Objet de nombreux rebondissements, le projet pétrolier tchadien a été marqué par des polémiques qui ont failli empêcher durablement sa réalisation. A partir de l’an 2000, l’engagement de la Banque mondiale a permis la concrétisation de ce projet. Il est même devenu entre­temps un modèle, en raison des garanties que les mécanismes mis en place pour la gestion des futurs revenus pétroliers, semblaient apporter à la lutte contre la pauvreté. Ces mécanismes prévoyaient que les revenus pétroliers devraient être destinés prioritairement à améliorer les conditions de vie des populations tchadiennes présentes et futures.

En 2004, moins d’un an après le début de l’exploitation du pétrole, le verrouillage de l’espace politique national au profit du président Déby a aggravé les dissensions au sein du pouvoir tchadien et a suscité des tensions dans le pays tout entier. Cette situation a débouché sur des tentatives de coup d’Etat dont les auteurs, proches collaborateurs du président ont, par la suite, rejoint les rangs des opposants armés combattant le pouvoir central. Fragilisé par cette opposition armée soutenue par le Soudan, Déby a décidé, en janvier 2006, de modifier le système initial de gestion des revenus pétroliers afin de disposer de plus de fonds pour acheter des armes et consolider son régime.

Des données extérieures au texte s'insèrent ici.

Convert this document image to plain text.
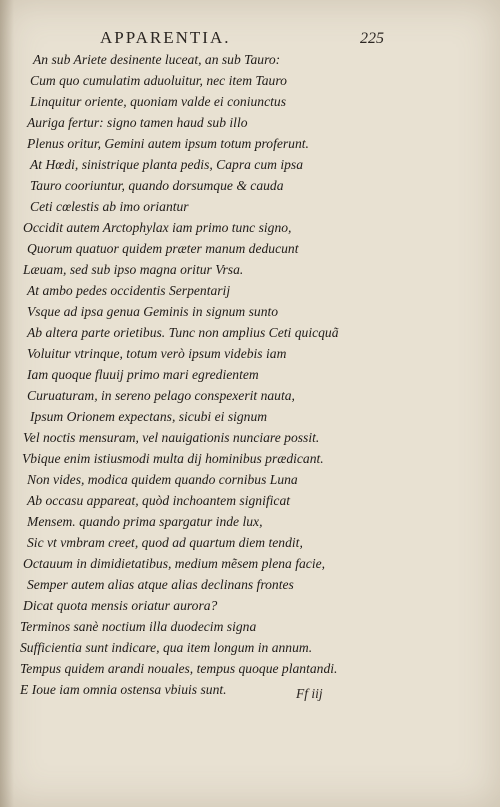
APPARENTIA.	225
An sub Ariete desinente luceat, an sub Tauro:
Cum quo cumulatim aduoluitur, nec item Tauro
Linquitur oriente, quoniam valde ei coniunctus
Auriga fertur: signo tamen haud sub illo
Plenus oritur, Gemini autem ipsum totum proferunt.
At Hœdi, sinistrique planta pedis, Capra cum ipsa
Tauro cooriuntur, quando dorsumque & cauda
Ceti cœlestis ab imo oriantur
Occidit autem Arctophylax iam primo tunc signo,
Quorum quatuor quidem præter manum deducunt
Læuam, sed sub ipso magna oritur Vrsa.
At ambo pedes occidentis Serpentarij
Vsque ad ipsa genua Geminis in signum sunto
Ab altera parte orietibus. Tunc non amplius Ceti quicquã
Voluitur vtrinque, totum verò ipsum videbis iam
Iam quoque fluuij primo mari egredientem
Curuaturam, in sereno pelago conspexerit nauta,
Ipsum Orionem expectans, sicubi ei signum
Vel noctis mensuram, vel nauigationis nunciare possit.
Vbique enim istiusmodi multa dij hominibus prædicant.
Non vides, modica quidem quando cornibus Luna
Ab occasu appareat, quòd inchoantem significat
Mensem. quando prima spargatur inde lux,
Sic vt vmbram creet, quod ad quartum diem tendit,
Octauum in dimidietatibus, medium mẽsem plena facie,
Semper autem alias atque alias declinans frontes
Dicat quota mensis oriatur aurora?
Terminos sanè noctium illa duodecim signa
Sufficientia sunt indicare, qua item longum in annum.
Tempus quidem arandi nouales, tempus quoque plantandi.
E Ioue iam omnia ostensa vbiuis sunt.	Ff iij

En réaction, la Banque mondiale a suspendu ses programmes de financement. Loin de contraindre le gouvernement tchadien à faire marche arrière, les sanctions de la Banque mondiale n’ont eu pour effet que de favoriser un règlement qui permet aux autorités tchadiennes de démanteler tout droit de regard de l’institution financière internationale sur la gestion des revenus pétroliers. Dans un contexte marqué par la rivalité entre les puissances occidentales et la Chine dans le secteur énergétique, les ressources pétrolières du Tchad ont constitué une arme de contrainte diplomatique vis-à-vis de la Banque mondiale.

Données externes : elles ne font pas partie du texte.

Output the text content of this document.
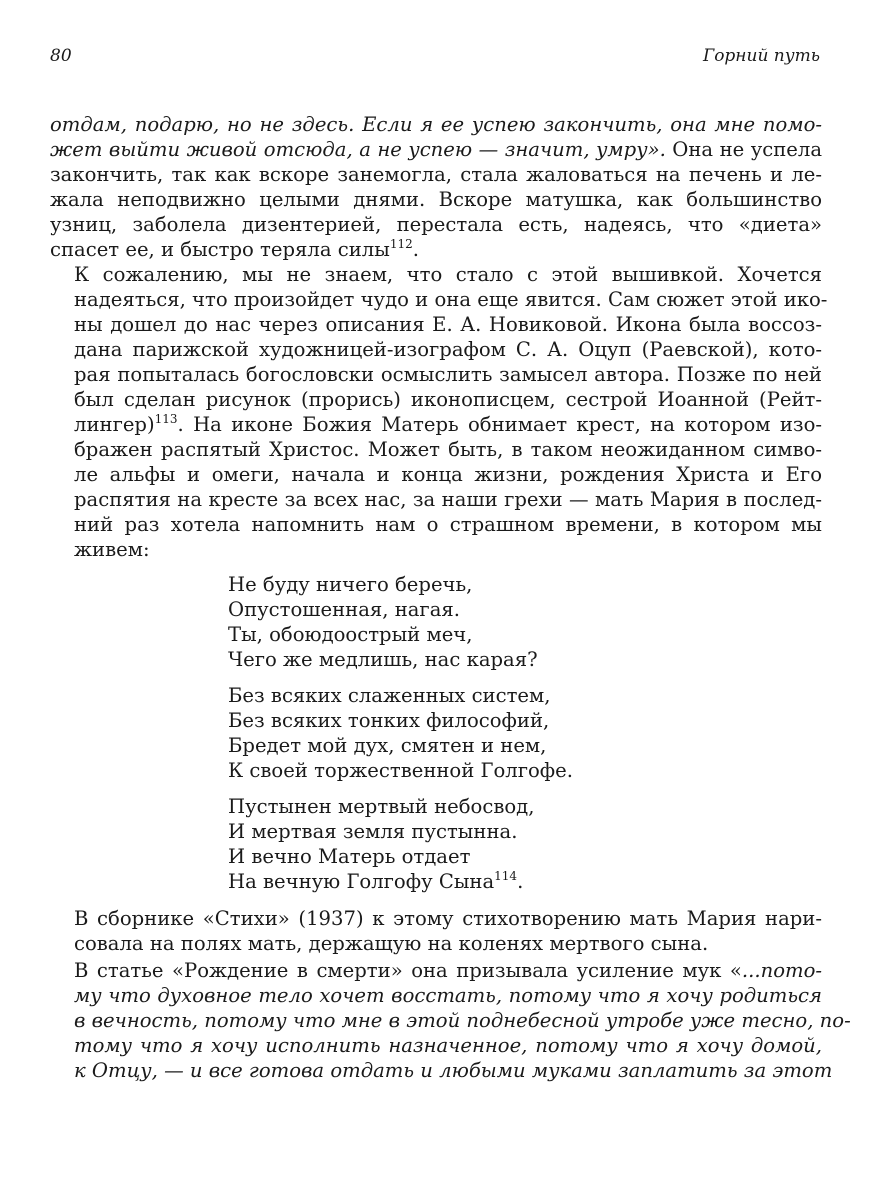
80	Горний путь

отдам, подарю, но не здесь. Если я ее успею закончить, она мне помо-
жет выйти живой отсюда, а не успею — значит, умру». Она не успела
закончить, так как вскоре занемогла, стала жаловаться на печень и ле-
жала неподвижно целыми днями. Вскоре матушка, как большинство
узниц, заболела дизентерией, перестала есть, надеясь, что «диета»
спасет ее, и быстро теряла силы$^{112}$.

К сожалению, мы не знаем, что стало с этой вышивкой. Хочется
надеяться, что произойдет чудо и она еще явится. Сам сюжет этой ико-
ны дошел до нас через описания Е. А. Новиковой. Икона была воссоз-
дана парижской художницей-изографом С. А. Оцуп (Раевской), кото-
рая попыталась богословски осмыслить замысел автора. Позже по ней
был сделан рисунок (прорись) иконописцем, сестрой Иоанной (Рейт-
лингер)$^{113}$. На иконе Божия Матерь обнимает крест, на котором изо-
бражен распятый Христос. Может быть, в таком неожиданном симво-
ле альфы и омеги, начала и конца жизни, рождения Христа и Его
распятия на кресте за всех нас, за наши грехи — мать Мария в послед-
ний раз хотела напомнить нам о страшном времени, в котором мы
живем:

Не буду ничего беречь,
Опустошенная, нагая.
Ты, обоюдоострый меч,
Чего же медлишь, нас карая?
Без всяких слаженных систем,
Без всяких тонких философий,
Бредет мой дух, смятен и нем,
К своей торжественной Голгофе.
Пустынен мертвый небосвод,
И мертвая земля пустынна.
И вечно Матерь отдает
На вечную Голгофу Сына$^{114}$.

В сборнике «Стихи» (1937) к этому стихотворению мать Мария нари-
совала на полях мать, держащую на коленях мертвого сына.

В статье «Рождение в смерти» она призывала усиление мук «...пото-
му что духовное тело хочет восстать, потому что я хочу родиться
в вечность, потому что мне в этой поднебесной утробе уже тесно, по-
тому что я хочу исполнить назначенное, потому что я хочу домой,
к Отцу, — и все готова отдать и любыми муками заплатить за этот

La flambée du prix du pétrole au cours de l’année 2007 a également permis au régime tchadien de disposer des ressources suffisantes pour le lancement de grands travaux publics. Présentés comme une véritable politique de modernisation du pays grâce au pétrole, ces grands travaux ont augmenté les dépenses publiques débouchant à partir de 2008, sur un déficit budgétaire susceptible de se prolonger à long terme. L’attribution opaque des marchés de travaux publics a en outre accru le clientélisme politique et la corruption. Le gouvernement tchadien a également réduit peu à peu la marge de manœuvre du Collège de contrôle et de surveillance des revenus pétroliers (CCSRP) dont la mise en place répondait au souci d’impliquer la société civile dans cette gestion. En modifiant, en 2008, la composition des membres du CCSRP, Déby a réussi à limiter la capacité de cet organisme à exercer tout contrôle sur la bonne utilisation des revenus pétroliers.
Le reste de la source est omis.